Check if the end of the given Binary string can be reached by choosing the jump value in between the given range

A binary string is a string that contains only two different types of characters that are 0 and 1. We are given a binary string and two integers L and the R. We can make the jump of size between ‘L’ and ‘R’ length both inclusive and only from the index where the value of the string is ‘0’. We have to start from the Zeroth index and find out whether we can reach the last index or not.

Sample Examples

Input1:
string str = “01001110010”
int L = 2, R = 4
Output: Yes, we can reach the last index.

Explanation

We can jump of three from the Zeroth index and then two jumps of the 4, and this way we can reach the final required index.

Input2:
string str = “01001110010”
int L = 2, R = 3
Output: No, we cannot reach the last index. 

Explanation

We can two jumps either of 2 or 3, if we jump from the zeroth index we will either reach, the 2nd or 3rd index, and from there we can only go to the index with the value ‘1’ and no further jump can be made.

Approach 1

Idea

The idea is to apply the concepts of dynamic programming. We can maintain the array which indicates that a position can be reached or not.
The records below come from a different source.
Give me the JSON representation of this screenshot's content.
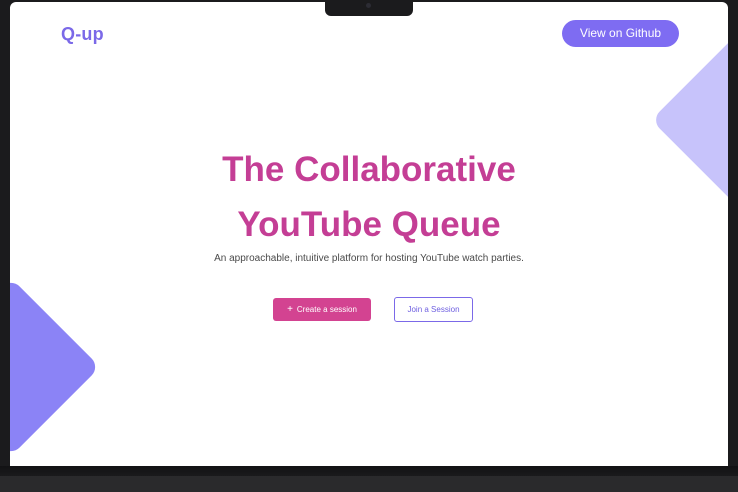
{
  "header": {
    "logo": "Q-up",
    "github_label": "View on Github"
  },
  "hero": {
    "title_line1": "The Collaborative",
    "title_line2": "YouTube Queue",
    "subtitle": "An approachable, intuitive platform for hosting YouTube watch parties."
  },
  "actions": {
    "create_icon": "+",
    "create_label": "Create a session",
    "join_label": "Join a Session"
  },
  "colors": {
    "accent_purple": "#7e6cf2",
    "accent_pink": "#d34391",
    "headline": "#c43e95"
  },
  "icons": {
    "create": "plus-icon"
  }
}
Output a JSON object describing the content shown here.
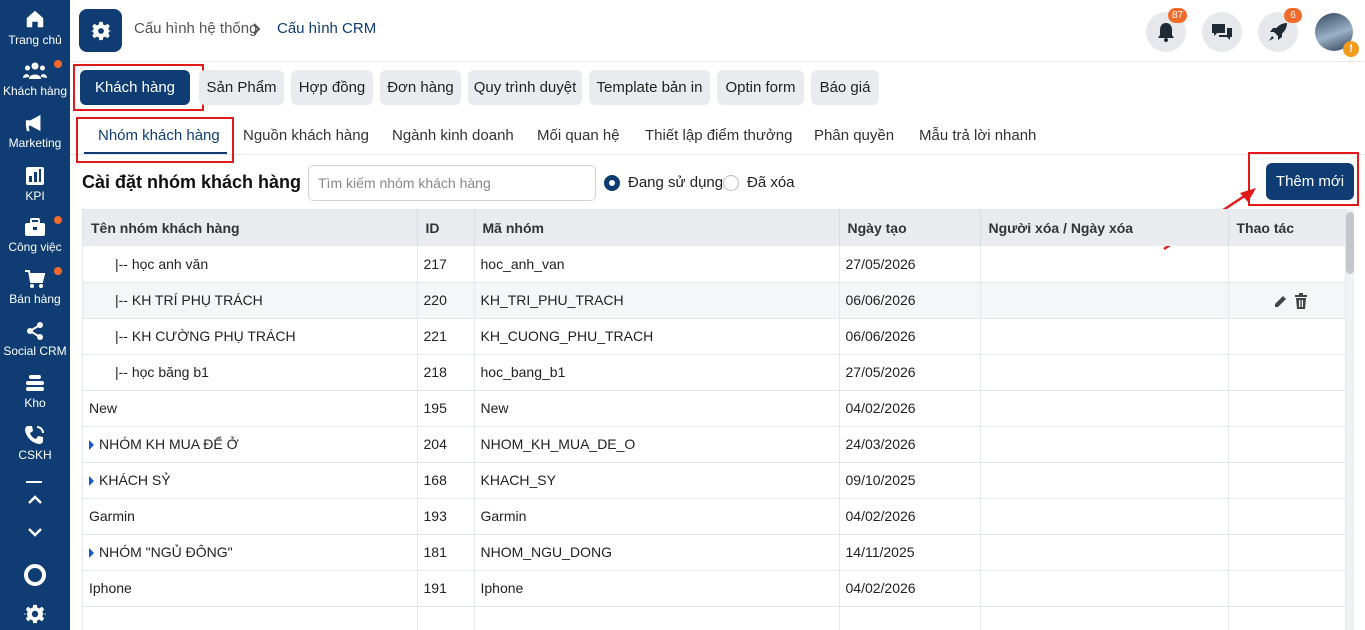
{
  "sidebar": {
    "items": [
      {
        "label": "Trang chủ",
        "icon": "home-icon"
      },
      {
        "label": "Khách hàng",
        "icon": "customers-icon"
      },
      {
        "label": "Marketing",
        "icon": "megaphone-icon"
      },
      {
        "label": "KPI",
        "icon": "kpi-icon"
      },
      {
        "label": "Công việc",
        "icon": "briefcase-icon"
      },
      {
        "label": "Bán hàng",
        "icon": "cart-icon"
      },
      {
        "label": "Social CRM",
        "icon": "share-icon"
      },
      {
        "label": "Kho",
        "icon": "warehouse-icon"
      },
      {
        "label": "CSKH",
        "icon": "phone-icon"
      }
    ]
  },
  "header": {
    "breadcrumb_parent": "Cấu hình hệ thống",
    "breadcrumb_current": "Cấu hình CRM",
    "notification_count": "87",
    "rocket_count": "6"
  },
  "top_tabs": [
    "Khách hàng",
    "Sản Phẩm",
    "Hợp đồng",
    "Đơn hàng",
    "Quy trình duyệt",
    "Template bản in",
    "Optin form",
    "Báo giá"
  ],
  "sub_tabs": [
    "Nhóm khách hàng",
    "Nguồn khách hàng",
    "Ngành kinh doanh",
    "Mối quan hệ",
    "Thiết lập điểm thưởng",
    "Phân quyền",
    "Mẫu trả lời nhanh"
  ],
  "toolbar": {
    "title": "Cài đặt nhóm khách hàng",
    "search_placeholder": "Tìm kiếm nhóm khách hàng",
    "radio_active": "Đang sử dụng",
    "radio_deleted": "Đã xóa",
    "add_label": "Thêm mới"
  },
  "table": {
    "headers": [
      "Tên nhóm khách hàng",
      "ID",
      "Mã nhóm",
      "Ngày tạo",
      "Người xóa / Ngày xóa",
      "Thao tác"
    ],
    "rows": [
      {
        "name": "|-- học anh văn",
        "id": "217",
        "code": "hoc_anh_van",
        "date": "27/05/2026",
        "deleted": ""
      },
      {
        "name": "|-- KH TRÍ PHỤ TRÁCH",
        "id": "220",
        "code": "KH_TRI_PHU_TRACH",
        "date": "06/06/2026",
        "deleted": ""
      },
      {
        "name": "|-- KH CƯỜNG PHỤ TRÁCH",
        "id": "221",
        "code": "KH_CUONG_PHU_TRACH",
        "date": "06/06/2026",
        "deleted": ""
      },
      {
        "name": "|-- học băng b1",
        "id": "218",
        "code": "hoc_bang_b1",
        "date": "27/05/2026",
        "deleted": ""
      },
      {
        "name": "New",
        "id": "195",
        "code": "New",
        "date": "04/02/2026",
        "deleted": ""
      },
      {
        "name": "NHÓM KH MUA ĐỂ Ở",
        "id": "204",
        "code": "NHOM_KH_MUA_DE_O",
        "date": "24/03/2026",
        "deleted": ""
      },
      {
        "name": "KHÁCH SỶ",
        "id": "168",
        "code": "KHACH_SY",
        "date": "09/10/2025",
        "deleted": ""
      },
      {
        "name": "Garmin",
        "id": "193",
        "code": "Garmin",
        "date": "04/02/2026",
        "deleted": ""
      },
      {
        "name": "NHÓM \"NGỦ ĐÔNG\"",
        "id": "181",
        "code": "NHOM_NGU_DONG",
        "date": "14/11/2025",
        "deleted": ""
      },
      {
        "name": "Iphone",
        "id": "191",
        "code": "Iphone",
        "date": "04/02/2026",
        "deleted": ""
      }
    ]
  },
  "colors": {
    "primary": "#0f3d73",
    "accent": "#f36b2a",
    "highlight": "#e01919"
  }
}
If we can reach a position then for the next l to r positions can also be achieved.

Implementation

We will create a function that will take the string, the left position, and the right position as the parameters and return the bool value.

In the function we will traverse over the array and using the nested for loop we can traverse over the range and check if the current position minus the current range position is reachable then we can reach at this position also.

At the end we will return the status of the last index of the DP array represents the final answer.

Example

#include <bits/stdc++.h>
using namespace std;
// function to implement the DP concepts 
bool check(string str, int l, int r){
   int len = str.length(); // length of the string     
   vector<int>dp(len); // vector to store the states results 
   
   // Initiating the first index 
   dp[0] = str[0] == '0'; 
   
   // traversing over the array 
   for(int i=1; i<len; i++ ){
      for(int j = l; j <= r ; j++){
         if(i-j < 0){
            break;
         }
         if(str[i-j] == '1' || dp[i-j] == 0){
            continue;
         }
         else{
            dp[i] = 1;
            break;
         }
      }
   }
   return dp[len-1];
}
int main(){
   string str = "01001110010";
   int l = 2, r = 4; 
   
   // calling the function 
   int res = check(str, l, r);    
   if(res > 0){
      cout<<"Yes, we can reach the end of the string by starting from the zeroth index and jumping in the given range"<<endl;
   }
   else{
      cout<<"No, we cannot reach the end of the string by starting from the zeroth index and jumping in the given range"<<endl;
   }
}

Output

Yes, we can reach the end of the string by starting from the zeroth index and jumping in the given range

Time and Space Complexity

The time complexity of the above code is O(N^2), where N is the size of the given string. We are using the nested for loop, this makes the time complexity of N^2.

The space complexity of the above code is O(N), as we are using an array of length N to store the DP states.

Approach 2

This approach is the better version of the previous one, in this we will maintain an integer to get the count of number of jumps we can make. At each, if jump is possible we can increase the count and if at any position if the jump is not possible we can decrease it.

We will store the data at each index of the DP array and will use it later.

Example

#include <bits/stdc++.h>
using namespace std;
bool check(string str, int l, int r){
   int len = str.length(); // length of the string     
   vector<int>dp(len); // vector to store the states results     
   // initiating the first index 
   dp[0] = str[0] == '0';    
   int count = 0; // variable to maintain the count of the jump 
   
   // traversing over the array 
   for(int i=1; i<len; i++ ){
      if (i >= l) {
         count += dp[i - l];
      }
      if (i > r) {
         count -= dp[i -r- 1];
      }
      dp[i] = (count > 0) and (str[i] == '0');
   }
   return dp[len-1];
}

// main function 
int main(){
   string str = "01001110010";
   int l = 2, r = 4;  
   
   // calling the function 
   int res = check(str, l, r);    
   if(res > 0){
      cout<<"Yes, we can reach the end of the string by starting from the zeroth index and jumping in the given range"<<endl;
   } else {
      cout<<"No, we cannot reach the end of the string by starting from the zeroth index and jumping in the given range"<<endl;
   }
}

Output

Yes, we can reach the end of the string by starting from the zeroth index and jumping in the given range

Time and Space Complexity

The time complexity of the above code is O(N), where N is the size of the given string. We are using the single loop to traverse over the string makes the time complexity linear.

The space complexity of the above code is O(N), as we are using an array of length N to store the DP states.

Conclusion

In this tutorial, we have implemented a code find whether we can reach to the end of the given string by starting from the first index and moving given number of indexes from the index where given string contains ‘0’. We have implemented the Dynamic Programming approach with O(N^2) and O(N) time complexity and O(N) space complexity.